Even if clubs and bars eventually reopen at full capacity, students harbour concerns about gathering in a club with hundreds of strangers once again.
“It’s hard to even imagine that we would put ourselves in a room with 300 other people that we didn’t know and just not care at all,” Wechsler said.
Echoing Wechsler’s thoughts, Alexandor expressed concerns about adjusting back to a very social environment after being isolated for so long. She says she’s “nervous,” but hopes “everyone will get used” to going back to clubs, and spending time in large social settings when restrictions are eventually lifted.
Beaudoin shares this sentiment, drawing parallels between the COVID-19 pandemic and the Spanish flu. “After the 1918 pandemic, there was the Roaring 20’s,” Beaudoin noted, saying that the only changes he foresees at Cafe Campus are the possible implementation of increased sanitary measures.
“When the crisis is really over, it’s going to be like before,” Beaudoin said. “Our customers are young and will forget very, very quickly. I think all of society will change, but in a fun place like ours, without old people, you’ll forget all that. It’s going to be like before.”
Beaudoin’s optimism is reflected by Allard, who thinks that “the moment we’re able to open our doors, people will come back because people love to go out and see their friends.”
However, DJ J-FRO thinks club goers will be more cautious upon their return to St. Laurent. “If everything went back to normal tomorrow, I’d be more cautious about who’s partying around me. If someone randomly grinded on me: I don’t know how I’d feel about that anymore.”
Even though DJ J-FRO and some students are apprehensive, Jumbo thinks first-years will be the ones to rebuild McGill’s social community, including events like BdA, Frosh, Carnival and Hype Week, after the pandemic is over.
“They’re going to come out resilient and hopefully it’ll be them in the end who builds these things back up to make them what we want them to be,” Jumbo said. “And hopefully with the guidance of some people who are older who can tell them how it was, they can get all these great things and figure out how to plan them … to make sure everyone feels welcome at McGill.”

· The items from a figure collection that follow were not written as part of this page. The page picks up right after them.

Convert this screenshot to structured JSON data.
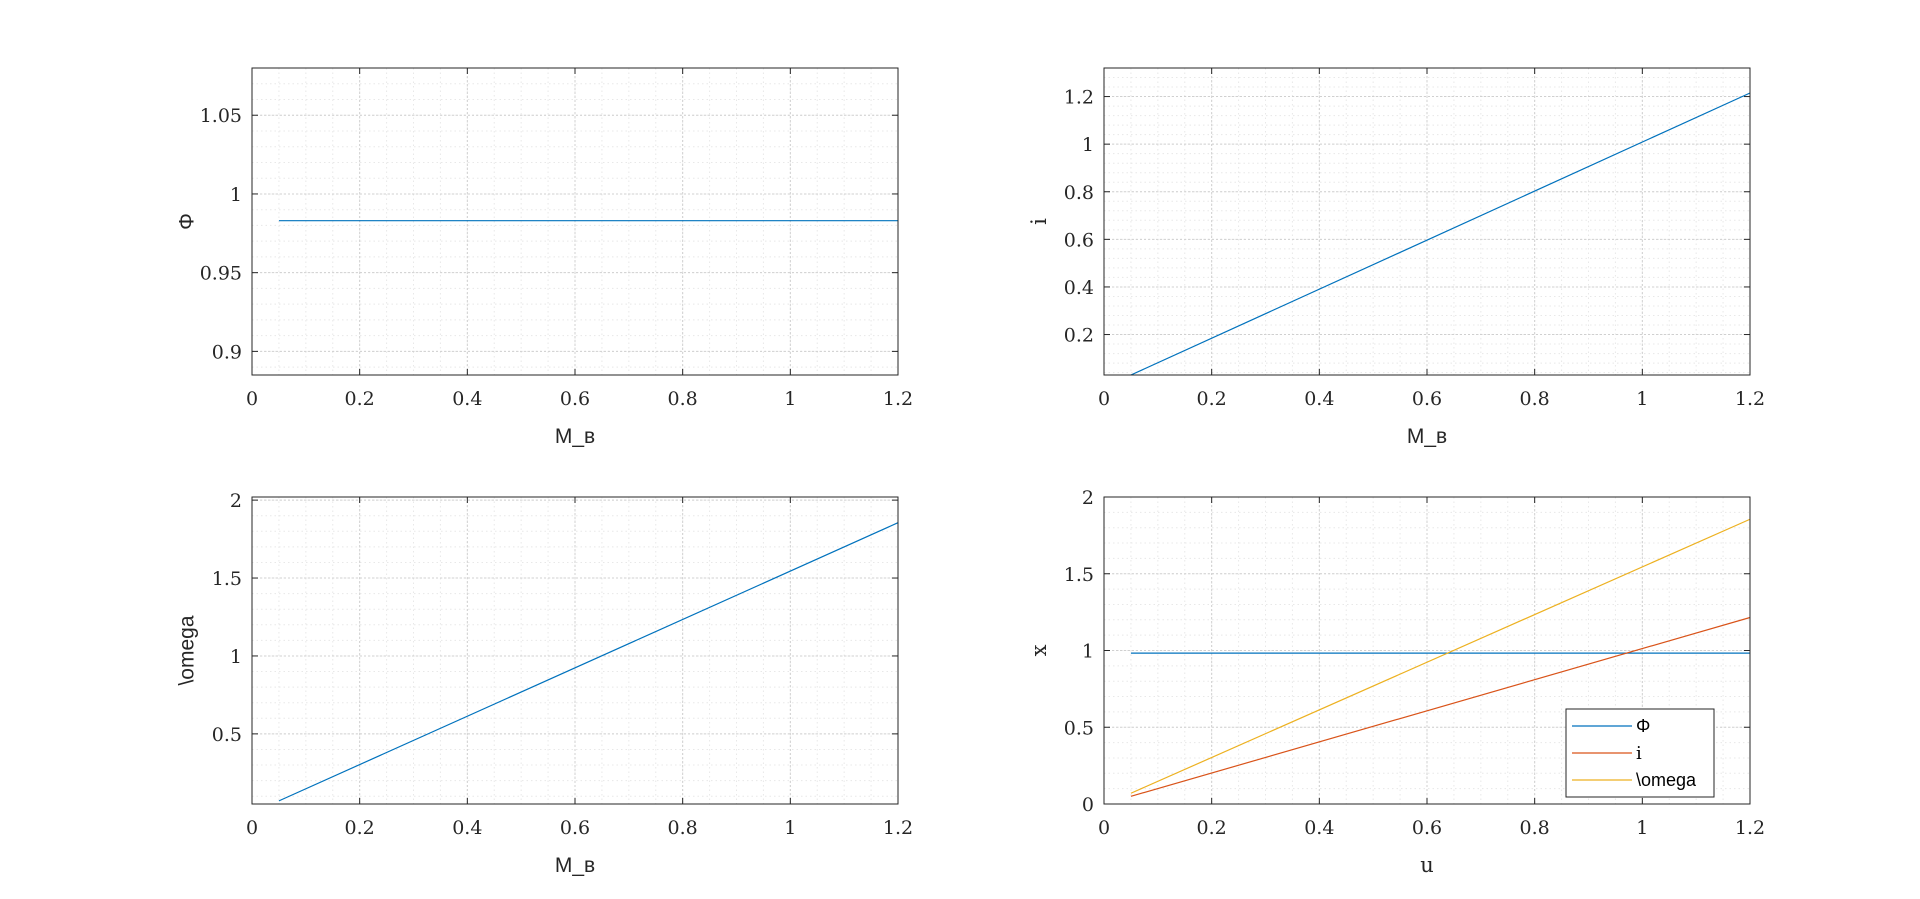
{
  "chart_data": [
    {
      "type": "line",
      "xlabel": "M_в",
      "ylabel": "Φ",
      "xlim": [
        0,
        1.2
      ],
      "ylim": [
        0.885,
        1.08
      ],
      "xticks": [
        "0",
        "0.2",
        "0.4",
        "0.6",
        "0.8",
        "1",
        "1.2"
      ],
      "yticks": [
        "0.9",
        "0.95",
        "1",
        "1.05"
      ],
      "grid": true,
      "minor_grid": true,
      "series": [
        {
          "x": [
            0.05,
            1.2
          ],
          "y": [
            0.983,
            0.983
          ],
          "color": "#0072BD"
        }
      ]
    },
    {
      "type": "line",
      "xlabel": "M_в",
      "ylabel": "i",
      "xlim": [
        0,
        1.2
      ],
      "ylim": [
        0.03,
        1.32
      ],
      "xticks": [
        "0",
        "0.2",
        "0.4",
        "0.6",
        "0.8",
        "1",
        "1.2"
      ],
      "yticks": [
        "0.2",
        "0.4",
        "0.6",
        "0.8",
        "1",
        "1.2"
      ],
      "grid": true,
      "minor_grid": true,
      "series": [
        {
          "x": [
            0.05,
            1.2
          ],
          "y": [
            0.03,
            1.215
          ],
          "color": "#0072BD"
        }
      ]
    },
    {
      "type": "line",
      "xlabel": "M_в",
      "ylabel": "\\omega",
      "xlim": [
        0,
        1.2
      ],
      "ylim": [
        0.05,
        2.02
      ],
      "xticks": [
        "0",
        "0.2",
        "0.4",
        "0.6",
        "0.8",
        "1",
        "1.2"
      ],
      "yticks": [
        "0.5",
        "1",
        "1.5",
        "2"
      ],
      "grid": true,
      "minor_grid": true,
      "series": [
        {
          "x": [
            0.05,
            1.2
          ],
          "y": [
            0.07,
            1.855
          ],
          "color": "#0072BD"
        }
      ]
    },
    {
      "type": "line",
      "xlabel": "u",
      "ylabel": "x",
      "xlim": [
        0,
        1.2
      ],
      "ylim": [
        0,
        2
      ],
      "xticks": [
        "0",
        "0.2",
        "0.4",
        "0.6",
        "0.8",
        "1",
        "1.2"
      ],
      "yticks": [
        "0",
        "0.5",
        "1",
        "1.5",
        "2"
      ],
      "grid": true,
      "minor_grid": true,
      "legend": "bottom-right",
      "series": [
        {
          "name": "Φ",
          "x": [
            0.05,
            1.2
          ],
          "y": [
            0.983,
            0.983
          ],
          "color": "#0072BD"
        },
        {
          "name": "i",
          "x": [
            0.05,
            1.2
          ],
          "y": [
            0.05,
            1.215
          ],
          "color": "#D95319"
        },
        {
          "name": "\\omega",
          "x": [
            0.05,
            1.2
          ],
          "y": [
            0.07,
            1.855
          ],
          "color": "#EDB120"
        }
      ]
    }
  ]
}
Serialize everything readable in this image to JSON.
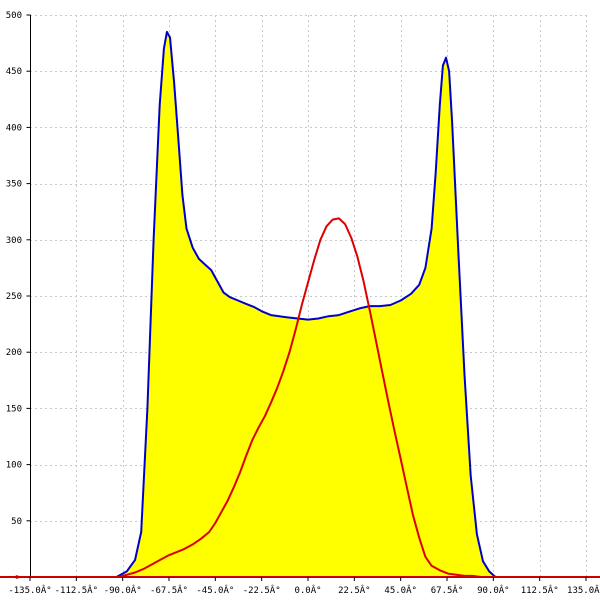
{
  "chart_data": {
    "type": "area",
    "title": "",
    "xlabel": "",
    "ylabel": "",
    "xlim": [
      -135,
      135
    ],
    "ylim": [
      0,
      500
    ],
    "grid": true,
    "legend": "none",
    "x_ticks": [
      -135,
      -112.5,
      -90,
      -67.5,
      -45,
      -22.5,
      0,
      22.5,
      45,
      67.5,
      90,
      112.5,
      135
    ],
    "x_tick_labels": [
      "-135.0Â°",
      "-112.5Â°",
      "-90.0Â°",
      "-67.5Â°",
      "-45.0Â°",
      "-22.5Â°",
      "0.0Â°",
      "22.5Â°",
      "45.0Â°",
      "67.5Â°",
      "90.0Â°",
      "112.5Â°",
      "135.0Â°"
    ],
    "y_ticks": [
      0,
      50,
      100,
      150,
      200,
      250,
      300,
      350,
      400,
      450,
      500
    ],
    "y_tick_labels": [
      "0",
      "50",
      "100",
      "150",
      "200",
      "250",
      "300",
      "350",
      "400",
      "450",
      "500"
    ],
    "series": [
      {
        "fill": "#ffff00",
        "color": "#0000cc",
        "filled": true,
        "points": [
          [
            -135,
            0
          ],
          [
            -93,
            0
          ],
          [
            -88,
            5
          ],
          [
            -84,
            15
          ],
          [
            -81,
            40
          ],
          [
            -78,
            150
          ],
          [
            -75,
            300
          ],
          [
            -72,
            420
          ],
          [
            -70,
            470
          ],
          [
            -68.5,
            485
          ],
          [
            -67,
            480
          ],
          [
            -65,
            440
          ],
          [
            -63,
            390
          ],
          [
            -61,
            340
          ],
          [
            -59,
            310
          ],
          [
            -56,
            293
          ],
          [
            -53,
            283
          ],
          [
            -50,
            278
          ],
          [
            -47,
            273
          ],
          [
            -44,
            263
          ],
          [
            -41,
            253
          ],
          [
            -38,
            249
          ],
          [
            -34,
            246
          ],
          [
            -30,
            243
          ],
          [
            -26,
            240
          ],
          [
            -22,
            236
          ],
          [
            -18,
            233
          ],
          [
            -14,
            232
          ],
          [
            -10,
            231
          ],
          [
            -5,
            230
          ],
          [
            0,
            229
          ],
          [
            5,
            230
          ],
          [
            10,
            232
          ],
          [
            15,
            233
          ],
          [
            20,
            236
          ],
          [
            25,
            239
          ],
          [
            30,
            241
          ],
          [
            35,
            241
          ],
          [
            40,
            242
          ],
          [
            45,
            246
          ],
          [
            50,
            252
          ],
          [
            54,
            260
          ],
          [
            57,
            275
          ],
          [
            60,
            310
          ],
          [
            62,
            360
          ],
          [
            64,
            420
          ],
          [
            65.5,
            455
          ],
          [
            67,
            462
          ],
          [
            68.5,
            450
          ],
          [
            70,
            405
          ],
          [
            73,
            290
          ],
          [
            76,
            180
          ],
          [
            79,
            90
          ],
          [
            82,
            38
          ],
          [
            85,
            14
          ],
          [
            88,
            5
          ],
          [
            91,
            0
          ],
          [
            135,
            0
          ]
        ]
      },
      {
        "color": "#dd0000",
        "filled": false,
        "points": [
          [
            -135,
            0
          ],
          [
            -92,
            0
          ],
          [
            -88,
            2
          ],
          [
            -84,
            4
          ],
          [
            -80,
            7
          ],
          [
            -76,
            11
          ],
          [
            -72,
            15
          ],
          [
            -68,
            19
          ],
          [
            -64,
            22
          ],
          [
            -60,
            25
          ],
          [
            -56,
            29
          ],
          [
            -52,
            34
          ],
          [
            -48,
            40
          ],
          [
            -45,
            48
          ],
          [
            -42,
            58
          ],
          [
            -39,
            68
          ],
          [
            -36,
            80
          ],
          [
            -33,
            93
          ],
          [
            -30,
            108
          ],
          [
            -27,
            122
          ],
          [
            -24,
            133
          ],
          [
            -21,
            143
          ],
          [
            -18,
            155
          ],
          [
            -15,
            168
          ],
          [
            -12,
            183
          ],
          [
            -9,
            200
          ],
          [
            -6,
            220
          ],
          [
            -3,
            242
          ],
          [
            0,
            262
          ],
          [
            3,
            282
          ],
          [
            6,
            300
          ],
          [
            9,
            312
          ],
          [
            12,
            318
          ],
          [
            15,
            319
          ],
          [
            18,
            314
          ],
          [
            21,
            302
          ],
          [
            24,
            285
          ],
          [
            27,
            263
          ],
          [
            30,
            237
          ],
          [
            33,
            210
          ],
          [
            36,
            183
          ],
          [
            39,
            156
          ],
          [
            42,
            130
          ],
          [
            45,
            105
          ],
          [
            48,
            80
          ],
          [
            51,
            55
          ],
          [
            54,
            35
          ],
          [
            57,
            18
          ],
          [
            60,
            10
          ],
          [
            64,
            6
          ],
          [
            68,
            3
          ],
          [
            72,
            2
          ],
          [
            76,
            1
          ],
          [
            80,
            1
          ],
          [
            84,
            0
          ],
          [
            88,
            0
          ],
          [
            92,
            0
          ],
          [
            135,
            0
          ]
        ]
      }
    ]
  },
  "colors": {
    "axis": "#000000",
    "baseline": "#cc0000"
  }
}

In general, the sentiment among club associates, student event organizers, and students is that there will be a significant effort to return to a normal McGill social life as soon as it is safe to do so.
“Hang in there,” Jumbo said. “It’s going to get better. People are working on these things [BdA, Frosh, Carnival, Hype Week]; we’re ready when Canada’s ready, and Quebec is ready.”
Beaudoin feels the same way, and he guarantees that after the pandemic is over, Cafe Campus will still be there for any and all students who want to return to partying on St. Laurent.
“For the McGill community, we’re saying we’re going to open for sure, someday,” Beaudoin said. “We’re going to be there. We’re maybe going to be poor, but we’re going to open.”